Earlier that year, Sundvahl helped arrest James Gibson Trenary, who was charged with threatening to blow up a cement plant in Maryland. According to newspaper accounts, Trenary had written anonymous extortion letters demanding $5,000.

"Dear Mr. Sundvahl:" Hoover wrote, "... Your conduct under these unfavorable circumstances was in line with the best traditions of this Bureau and I desire to personally commend you on the successful accomplishment of your objective."

Sundvahl never spoke a word about it to his family.

"He was dog-loyal to the FBI and Hoover," his daughter said, gazing at a signed portrait of the former FBI director.

Hoover served as FBI director from 1935 until his death in 1972, and the two men corresponded for several years after Sundvahl returned to private life.

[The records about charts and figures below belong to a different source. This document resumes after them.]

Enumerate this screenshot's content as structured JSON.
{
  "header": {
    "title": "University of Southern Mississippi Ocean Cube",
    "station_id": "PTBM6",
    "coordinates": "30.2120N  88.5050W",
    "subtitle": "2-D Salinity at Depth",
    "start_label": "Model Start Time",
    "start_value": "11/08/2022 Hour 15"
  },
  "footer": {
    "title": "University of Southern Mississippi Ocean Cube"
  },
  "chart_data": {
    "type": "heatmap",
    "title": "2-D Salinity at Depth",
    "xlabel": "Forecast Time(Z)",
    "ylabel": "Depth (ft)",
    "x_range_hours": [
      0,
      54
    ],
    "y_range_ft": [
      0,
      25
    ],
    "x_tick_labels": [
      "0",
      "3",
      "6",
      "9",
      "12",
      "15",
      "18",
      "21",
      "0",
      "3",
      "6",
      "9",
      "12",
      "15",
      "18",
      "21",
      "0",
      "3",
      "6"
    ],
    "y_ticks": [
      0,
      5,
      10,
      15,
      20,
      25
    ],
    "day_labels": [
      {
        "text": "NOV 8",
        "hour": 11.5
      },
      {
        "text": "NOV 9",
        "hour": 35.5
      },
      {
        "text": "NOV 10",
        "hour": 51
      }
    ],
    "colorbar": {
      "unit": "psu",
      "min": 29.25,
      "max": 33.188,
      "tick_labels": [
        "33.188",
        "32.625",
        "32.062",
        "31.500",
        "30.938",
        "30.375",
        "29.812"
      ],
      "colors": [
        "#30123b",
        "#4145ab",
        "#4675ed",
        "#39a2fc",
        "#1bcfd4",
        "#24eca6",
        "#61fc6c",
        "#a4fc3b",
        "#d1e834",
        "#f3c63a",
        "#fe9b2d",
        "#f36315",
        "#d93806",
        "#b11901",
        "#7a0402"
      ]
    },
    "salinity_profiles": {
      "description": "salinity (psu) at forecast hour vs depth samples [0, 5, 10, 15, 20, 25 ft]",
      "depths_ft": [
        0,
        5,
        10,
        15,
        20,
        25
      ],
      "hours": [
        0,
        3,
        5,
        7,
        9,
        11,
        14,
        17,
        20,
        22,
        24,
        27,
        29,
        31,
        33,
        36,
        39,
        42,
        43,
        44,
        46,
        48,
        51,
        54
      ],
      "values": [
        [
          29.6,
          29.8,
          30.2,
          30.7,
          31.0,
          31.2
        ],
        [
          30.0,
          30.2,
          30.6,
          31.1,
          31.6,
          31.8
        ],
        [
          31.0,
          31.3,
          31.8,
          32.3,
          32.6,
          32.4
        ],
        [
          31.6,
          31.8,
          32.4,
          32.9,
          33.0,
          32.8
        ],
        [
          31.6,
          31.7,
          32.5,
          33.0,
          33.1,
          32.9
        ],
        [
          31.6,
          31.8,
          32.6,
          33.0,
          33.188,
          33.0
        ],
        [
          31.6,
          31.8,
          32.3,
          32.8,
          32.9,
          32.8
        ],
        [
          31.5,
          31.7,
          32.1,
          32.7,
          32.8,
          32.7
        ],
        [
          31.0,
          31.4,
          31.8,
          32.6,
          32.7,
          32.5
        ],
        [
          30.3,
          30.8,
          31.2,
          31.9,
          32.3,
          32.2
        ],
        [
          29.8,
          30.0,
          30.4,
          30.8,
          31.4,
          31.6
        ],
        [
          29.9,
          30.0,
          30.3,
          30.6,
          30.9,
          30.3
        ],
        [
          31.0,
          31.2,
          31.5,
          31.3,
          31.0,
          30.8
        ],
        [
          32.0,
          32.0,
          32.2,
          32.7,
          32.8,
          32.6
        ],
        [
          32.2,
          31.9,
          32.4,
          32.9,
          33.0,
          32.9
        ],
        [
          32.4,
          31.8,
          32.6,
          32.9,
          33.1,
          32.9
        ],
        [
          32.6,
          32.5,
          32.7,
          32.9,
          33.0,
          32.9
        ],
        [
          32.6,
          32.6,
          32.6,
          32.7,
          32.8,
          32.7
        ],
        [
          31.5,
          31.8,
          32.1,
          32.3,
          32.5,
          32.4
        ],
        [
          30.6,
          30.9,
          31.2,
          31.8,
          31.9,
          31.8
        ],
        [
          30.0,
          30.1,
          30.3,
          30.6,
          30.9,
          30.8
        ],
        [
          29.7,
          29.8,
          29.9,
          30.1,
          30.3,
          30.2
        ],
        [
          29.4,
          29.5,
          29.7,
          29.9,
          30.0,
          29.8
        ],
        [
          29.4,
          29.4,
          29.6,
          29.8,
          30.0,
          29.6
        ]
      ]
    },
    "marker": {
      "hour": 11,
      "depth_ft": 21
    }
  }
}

"My dad was so much like Hoover in a lot of ways," she said. "Things were black and white. Right or wrong. He was a patriot to the nth degree. I always knew dad was a hero familywise. Now I know he was a hero of our country."

She plans to bequeath the keepsakes to her younger son in hope that they will help him better know who his grandfather was, a hardworking dedicated Christian man who loved his family and served his country and lived the FBI motto: Fidelity. Bravery. Integrity.